Rosalind Franklin University of Medicine and Science North Chicago, IL, United States
Nehal Patel, MD1, Swetha Paduri, MD1, Rodney Boyum, MD, PhD2, Paul Roach, MD3 1Rosalind Franklin University of Medicine and Science, North Chicago, IL; 2University of Minnesota Medical School, Duluth, MN; 3Captain James A. Lovell Federal Health Care Center, North Chicago, IL
Introduction: Meckel’s Diverticulum (MD) is a congenital malformation of the gastrointestinal tract usually identified in the pediatric population. MD is classically described by the rules of two: occurrence in 2% of population, 2:1 male to female ratio, symptomatic in the first 2 years of life, and located within two feet of the ileocecal valve. Typically MD is asymptomatic, less than 0.05% of those with MD develop complications and it carries a lifetime complication risk of 4.2%. Due to its non-specific presentation, Meckel’s diverticulitis is often mis-diagnosed in adults. This is a case of abdominal pain mimicking as appendicitis with the ultimate diagnosis of acute Meckel’s diverticulitis.
Case Description/Methods: A 56-year-old-male presented with progressively worsening right lower quadrant abdominal pain. On examination, heel-tap test and rebound tenderness was elicited to the right lower and mid quadrants. Initial laboratory investigations were unremarkable and CT imaging demonstrated an enlarged appendix with air in the distal tip and inflammation of the small bowel. An emergency laparoscopic appendectomy revealed serosal injection of the appendix with exudates near the cecum and appendix. However, the specimen was noted to be soft with no gross evidence of inflammation.
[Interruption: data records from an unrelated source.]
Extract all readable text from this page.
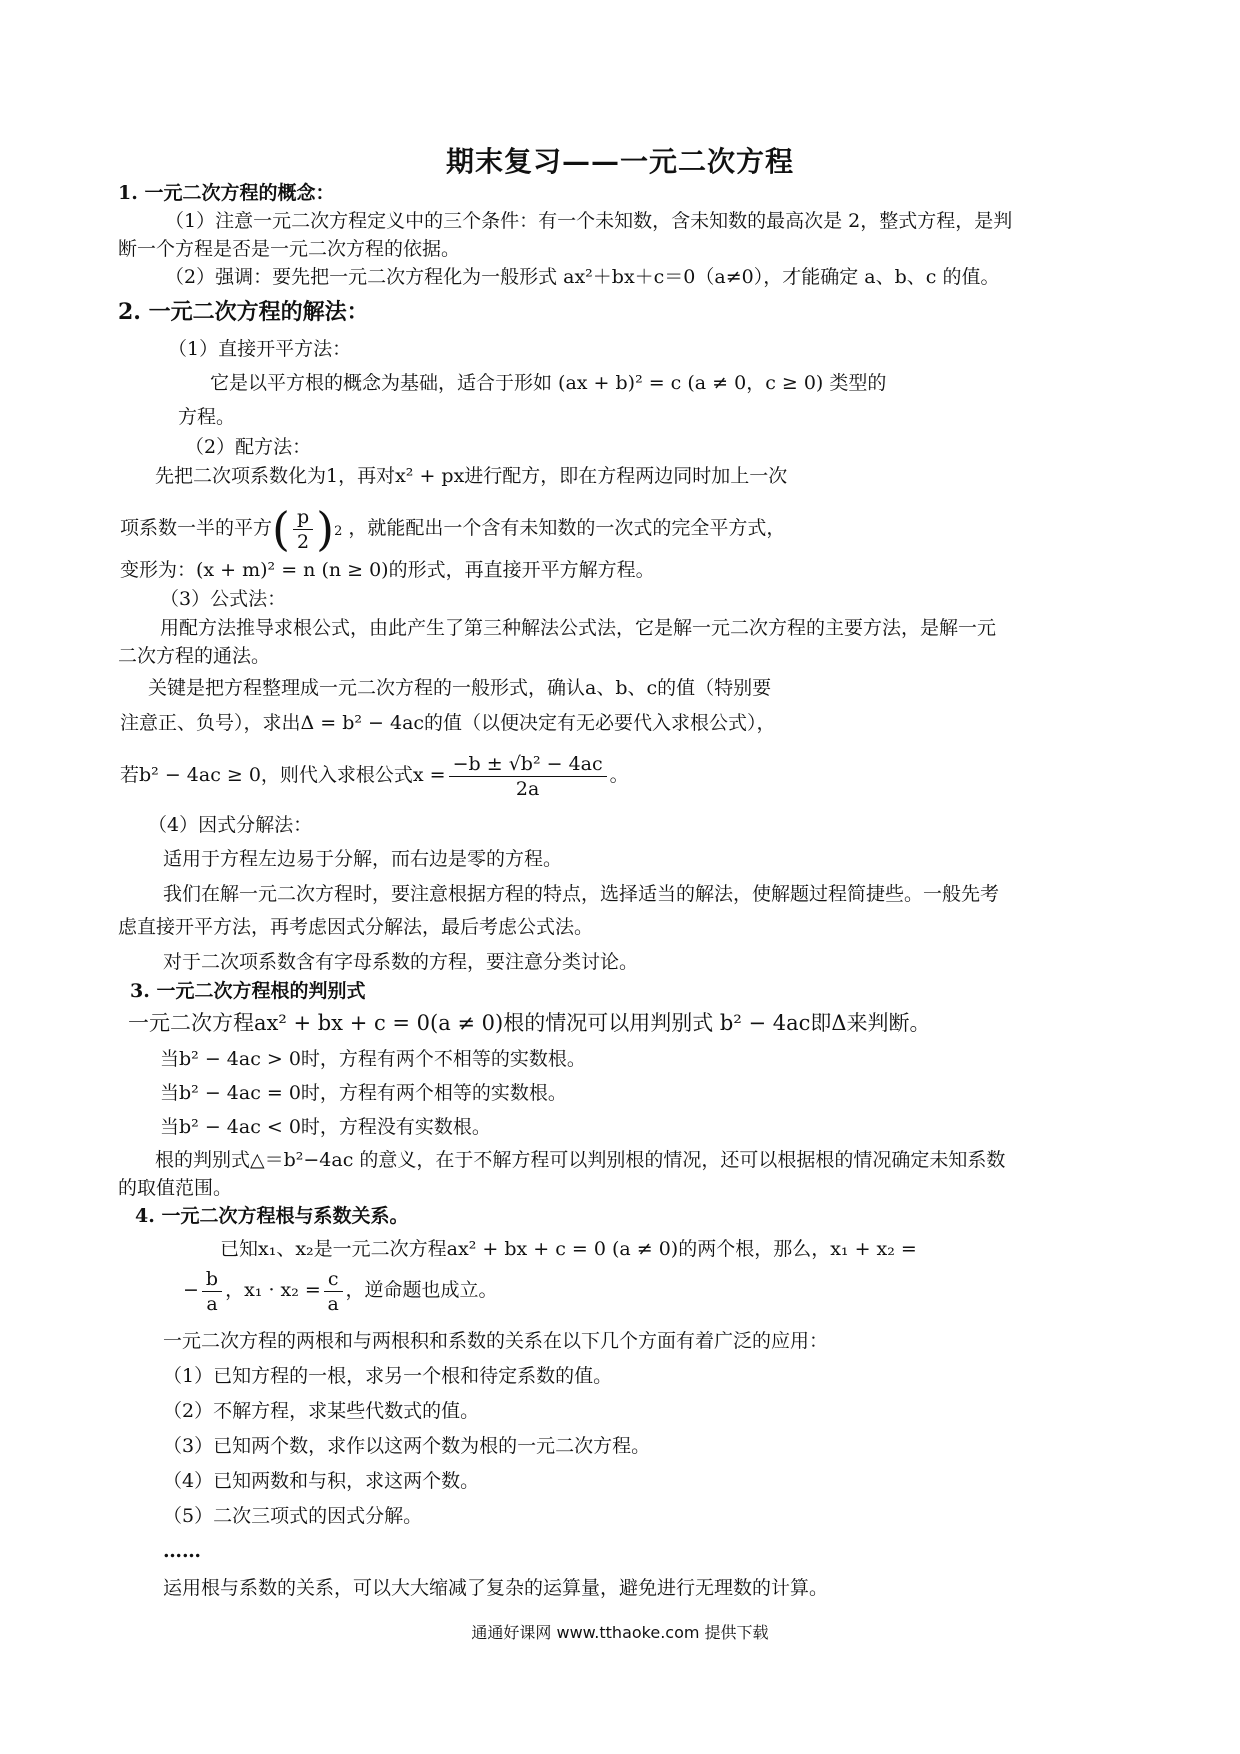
期末复习——一元二次方程
1. 一元二次方程的概念：
（1）注意一元二次方程定义中的三个条件：有一个未知数，含未知数的最高次是 2，整式方程，是判
断一个方程是否是一元二次方程的依据。
（2）强调：要先把一元二次方程化为一般形式 ax²＋bx＋c＝0（a≠0），才能确定 a、b、c 的值。
2. 一元二次方程的解法：
（1）直接开平方法：
它是以平方根的概念为基础，适合于形如 (ax + b)² = c (a ≠ 0，c ≥ 0) 类型的
方程。
（2）配方法：
先把二次项系数化为1，再对x² + px进行配方，即在方程两边同时加上一次
项系数一半的平方( $\frac{p}{2} )^2$ ，就能配出一个含有未知数的一次式的完全平方式，
变形为：(x + m)² = n (n ≥ 0)的形式，再直接开平方解方程。
（3）公式法：
用配方法推导求根公式，由此产生了第三种解法公式法，它是解一元二次方程的主要方法，是解一元
二次方程的通法。
关键是把方程整理成一元二次方程的一般形式，确认a、b、c的值（特别要
注意正、负号），求出Δ = b² − 4ac的值（以便决定有无必要代入求根公式），
若b² − 4ac ≥ 0，则代入求根公式$x = \frac{\text{−b ± √b² − 4ac}}{2a}$ 。
（4）因式分解法：
适用于方程左边易于分解，而右边是零的方程。
我们在解一元二次方程时，要注意根据方程的特点，选择适当的解法，使解题过程简捷些。一般先考
虑直接开平方法，再考虑因式分解法，最后考虑公式法。
对于二次项系数含有字母系数的方程，要注意分类讨论。
3. 一元二次方程根的判别式
一元二次方程ax² + bx + c = 0(a ≠ 0)根的情况可以用判别式 b² − 4ac即Δ来判断。
当b² − 4ac > 0时，方程有两个不相等的实数根。
当b² − 4ac = 0时，方程有两个相等的实数根。
当b² − 4ac < 0时，方程没有实数根。
根的判别式△＝b²−4ac 的意义，在于不解方程可以判别根的情况，还可以根据根的情况确定未知系数
的取值范围。
4. 一元二次方程根与系数关系。
已知x₁、x₂是一元二次方程ax² + bx + c = 0 (a ≠ 0)的两个根，那么，x₁ + x₂ =
− $\frac{b}{a}$ ，$x_1 \cdot x_2 = \frac{c}{a}$ ，逆命题也成立。
一元二次方程的两根和与两根积和系数的关系在以下几个方面有着广泛的应用：
（1）已知方程的一根，求另一个根和待定系数的值。
（2）不解方程，求某些代数式的值。
（3）已知两个数，求作以这两个数为根的一元二次方程。
（4）已知两数和与积，求这两个数。
（5）二次三项式的因式分解。
……
运用根与系数的关系，可以大大缩减了复杂的运算量，避免进行无理数的计算。
通通好课网 www.tthaoke.com 提供下载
With an unclear diagnosis, the procedure was converted to an open exploratory laparotomy, 15-cm of inflamed thickened small bowel with a diverticulum at its center was identified and resected. Histopathology showed a focal acute serositis in the appendix and ulcerated MD. The patient tolerated the procedure without any peri-operative complications and reported no subsequent episodes of abdominal pain.
Discussion: The diagnosis of Meckel’s diverticulitis is challenging due to the overlap of presentation to many other comparable conditions like appendicitis, enteritis, colitis, small bowel obstruction and diverticulitis. Adding to the complexity of the diagnosis, traditional imaging may not always confirm the diagnosis. Although the occurrence is rare, Meckel’s diverticulitis should be considered in the differentials for acute abdominal pain.
Figure: Figure A: Blind-ending structure in the right lower pelvic small bowel loops. Figure B: Inflammation of the small bowel loops and the right mid-abdomen in the lower pelvis. Figure C: Gross image of resected Meckel’s diverticulum. The Meckel’s diverticulum is present extending left from the lower mid portion of this resected segment of the small intestine. Inflammatory exudate is visible as light-colored material on the distal aspect of the Meckel’s diverticulum and adjacent surface of the small intestine (left side of image). Also note the dark red congestion at the distal tip of the Meckel’s diverticulum. Figure D: Meckel’s diverticulum, low power magnification (20X). In this section, taken from the mid portion of the diverticulum, the normal anatomic layers of the small intestine are apparent. From top to bottom in the image: mucosa, muscularis mucosa, submucosa, muscularis propria (composed of two layers of perpendicularly arranged smooth muscle) and serosa. Note that the serosal surface is inflamed, edematous, and congested. The serosal surface is notable for inflammation, edema and vascular congestion. Figure E: Distal tip of Meckel’s diverticulum, low power magnification (20X). The lower half of the right side of the image shows a portion of intact muscularis propria. The left side of the image, which corresponds to the distal tip of the Meckel’s diverticulum, shows the mucosal ulceration overlying an attenuation/disruption in the muscularis propria. Figure F: Appendix, low power magnification (20X). The appendix mucosa and muscular wall are unremarkable. There is minimal focal inflammation on the serosal surface of the peri-appendiceal adipose tissue (upper left of image).
Disclosures: Nehal Patel indicated no relevant financial relationships. Swetha Paduri indicated no relevant financial relationships. Rodney Boyum indicated no relevant financial relationships. Paul Roach indicated no relevant financial relationships.
Nehal Patel, MD1, Swetha Paduri, MD1, Rodney Boyum, MD, PhD2, Paul Roach, MD3. P1976 - A Rare Cause of Abdominal Pain in an Adult: Meckel’s Diverticulitis, ACG 2021 Annual Scientific Meeting Abstracts. Las Vegas, Nevada: American College of Gastroenterology.